Flannery O Connor’s Short stories are peopled with grotesque and often farcical characters  who evolve in a South which is more a symbolic setting than a geographical place. It is the postlapsarian south torn apart by two wars, falling into pieces, holding a mirror to the fall of mankind. Likewise the characters in the stories are falling apart, their whole universe is crumbling and they are fragmented, disjoined, they have lost the force, the energy, that gave them a sense of wholeness, or rather a relative wholeness as the transcendent wholeness of man was lost in the garden of Eden. The fragmentation of the characters and their universe is, in the short stories, a process accelerated by modernity and individualism. Thanatos has taken over Eros, the unifying force. Fragmentation acts as a picture, a snapshot  displaying the stark naked reality , a close up which aims at making the reader aware of the disruptive force at work both in the story and the real world . Yet, just like St Augustine who was optimistic in his exposing his “exitus et reditus” theory, according to which man goes away from god the better to return to his creator, thus forming a circle , finishing a cycle , O’Connor’s stories convey the message that there is a way back from fragmentation, there is a process of re-union powered by divine Grace.

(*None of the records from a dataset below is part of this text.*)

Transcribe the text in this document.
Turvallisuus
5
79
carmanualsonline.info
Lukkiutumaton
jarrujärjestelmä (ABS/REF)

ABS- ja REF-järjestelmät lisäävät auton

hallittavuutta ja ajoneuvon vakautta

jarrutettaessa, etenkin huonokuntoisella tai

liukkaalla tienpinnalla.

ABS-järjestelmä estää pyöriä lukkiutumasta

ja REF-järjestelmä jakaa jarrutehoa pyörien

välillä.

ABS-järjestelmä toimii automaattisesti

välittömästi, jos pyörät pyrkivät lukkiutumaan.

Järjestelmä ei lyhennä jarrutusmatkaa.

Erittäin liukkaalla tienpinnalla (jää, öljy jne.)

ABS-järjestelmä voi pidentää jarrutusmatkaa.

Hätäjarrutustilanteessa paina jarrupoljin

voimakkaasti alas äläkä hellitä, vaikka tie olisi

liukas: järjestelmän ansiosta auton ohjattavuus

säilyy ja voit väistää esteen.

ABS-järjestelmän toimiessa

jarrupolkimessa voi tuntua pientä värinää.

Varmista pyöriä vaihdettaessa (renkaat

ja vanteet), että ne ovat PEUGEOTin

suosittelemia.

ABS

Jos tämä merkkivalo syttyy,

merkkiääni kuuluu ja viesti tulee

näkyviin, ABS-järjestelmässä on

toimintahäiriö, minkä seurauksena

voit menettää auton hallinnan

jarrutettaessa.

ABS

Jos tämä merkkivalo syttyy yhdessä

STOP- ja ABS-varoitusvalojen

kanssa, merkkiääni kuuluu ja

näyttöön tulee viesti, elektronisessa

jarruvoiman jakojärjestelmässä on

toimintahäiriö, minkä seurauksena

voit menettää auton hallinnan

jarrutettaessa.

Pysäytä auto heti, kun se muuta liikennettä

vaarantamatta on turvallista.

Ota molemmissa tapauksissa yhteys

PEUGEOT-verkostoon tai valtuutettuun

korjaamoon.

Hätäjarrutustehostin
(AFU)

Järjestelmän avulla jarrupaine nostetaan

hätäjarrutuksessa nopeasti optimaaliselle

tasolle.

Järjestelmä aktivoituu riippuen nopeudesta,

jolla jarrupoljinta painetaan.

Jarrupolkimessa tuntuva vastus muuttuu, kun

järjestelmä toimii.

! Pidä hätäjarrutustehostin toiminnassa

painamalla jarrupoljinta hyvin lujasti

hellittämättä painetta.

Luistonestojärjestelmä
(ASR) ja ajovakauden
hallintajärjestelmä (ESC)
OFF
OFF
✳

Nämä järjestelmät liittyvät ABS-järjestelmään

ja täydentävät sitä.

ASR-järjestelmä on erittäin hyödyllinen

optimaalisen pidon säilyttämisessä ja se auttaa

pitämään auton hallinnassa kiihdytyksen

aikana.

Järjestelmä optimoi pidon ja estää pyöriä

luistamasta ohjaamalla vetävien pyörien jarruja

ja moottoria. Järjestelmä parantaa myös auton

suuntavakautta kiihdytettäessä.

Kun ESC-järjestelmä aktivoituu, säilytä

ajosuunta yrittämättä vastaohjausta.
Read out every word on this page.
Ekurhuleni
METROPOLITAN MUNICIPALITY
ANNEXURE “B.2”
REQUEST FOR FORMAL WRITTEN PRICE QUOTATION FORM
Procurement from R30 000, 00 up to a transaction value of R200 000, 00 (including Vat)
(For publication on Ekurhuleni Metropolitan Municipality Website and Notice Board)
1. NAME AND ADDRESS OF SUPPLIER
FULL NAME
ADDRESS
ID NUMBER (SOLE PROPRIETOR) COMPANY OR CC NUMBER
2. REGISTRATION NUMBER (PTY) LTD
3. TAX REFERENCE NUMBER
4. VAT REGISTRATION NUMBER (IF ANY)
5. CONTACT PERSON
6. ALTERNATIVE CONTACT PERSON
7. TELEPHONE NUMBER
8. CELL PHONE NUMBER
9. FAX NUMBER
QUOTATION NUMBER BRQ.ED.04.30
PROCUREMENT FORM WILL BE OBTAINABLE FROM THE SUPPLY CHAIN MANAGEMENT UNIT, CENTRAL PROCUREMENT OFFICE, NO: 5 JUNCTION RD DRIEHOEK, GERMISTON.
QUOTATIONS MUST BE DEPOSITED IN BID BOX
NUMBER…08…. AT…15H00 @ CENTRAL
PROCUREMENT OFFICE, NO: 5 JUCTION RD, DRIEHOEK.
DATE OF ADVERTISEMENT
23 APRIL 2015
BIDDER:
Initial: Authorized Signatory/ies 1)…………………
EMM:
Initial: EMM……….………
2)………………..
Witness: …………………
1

We may therefore wonder how Flannery O’Connor handles both the dynamic frangmentation and its representation in “startling figures”  in order to show the way to move backwards, to a reditus, to the re-union of man with himself but above all with God, his creator.  We shall therefore study what is fragmented  in the short stories, and the working of the force that brings about fragmentation. Next we shall consider fragmentation at the narrative level in order to make out the different ways Flannery O’Connor managed to make the invisible fragmentation visible. And then we shall study the way the characters are driven from fragmentation to re-union.

 

The fall from the garden of Eden marked the first fragmantation mankind had to undergo. By losing his transcendent  divine nature, man was made a fallen creature doomed to toil, to die and to suffer in childbirth. In the short stories a second fragmentation has taken place because not only have the protagonists lost sight of god but they also have forgotten their true nature, their true valueless , humble meaning as human beings. In Good Country People, Hulga Joy epitomizes the fragmented character. Her name (her true identity)  is fragmented, she is split between who she is and who she thinks she is (who she would like to be). She is a grown up woman yet she dresses like a child, she asserts her superiority, yet she is weak (she is disabled and has a weak heart) , she wears a wooden leg, glasses and acts “ugly”. All those fragments of different identities form a grotesque  puppet and are the consequences of her rejection of God and of her affirmation of  intellect over religion. She is a nihilist but she is “nihil” , nothing. Other characters in the shortstories try to reject their  humane nature and end up in further fragmentation, as in The Comfort Of Home when Thomas  refuses to recognize that  Sarah Ham Drake Star, the misfit – dragon of the story,  represents the part of evil that is inherent to any human creature. He endeavours to get rid of it while it is a part of himself , and consequently his blindness brings about his fall from his earthly paradise, from his Eden, with Sarah Ham / his evil, forever as his accomplice .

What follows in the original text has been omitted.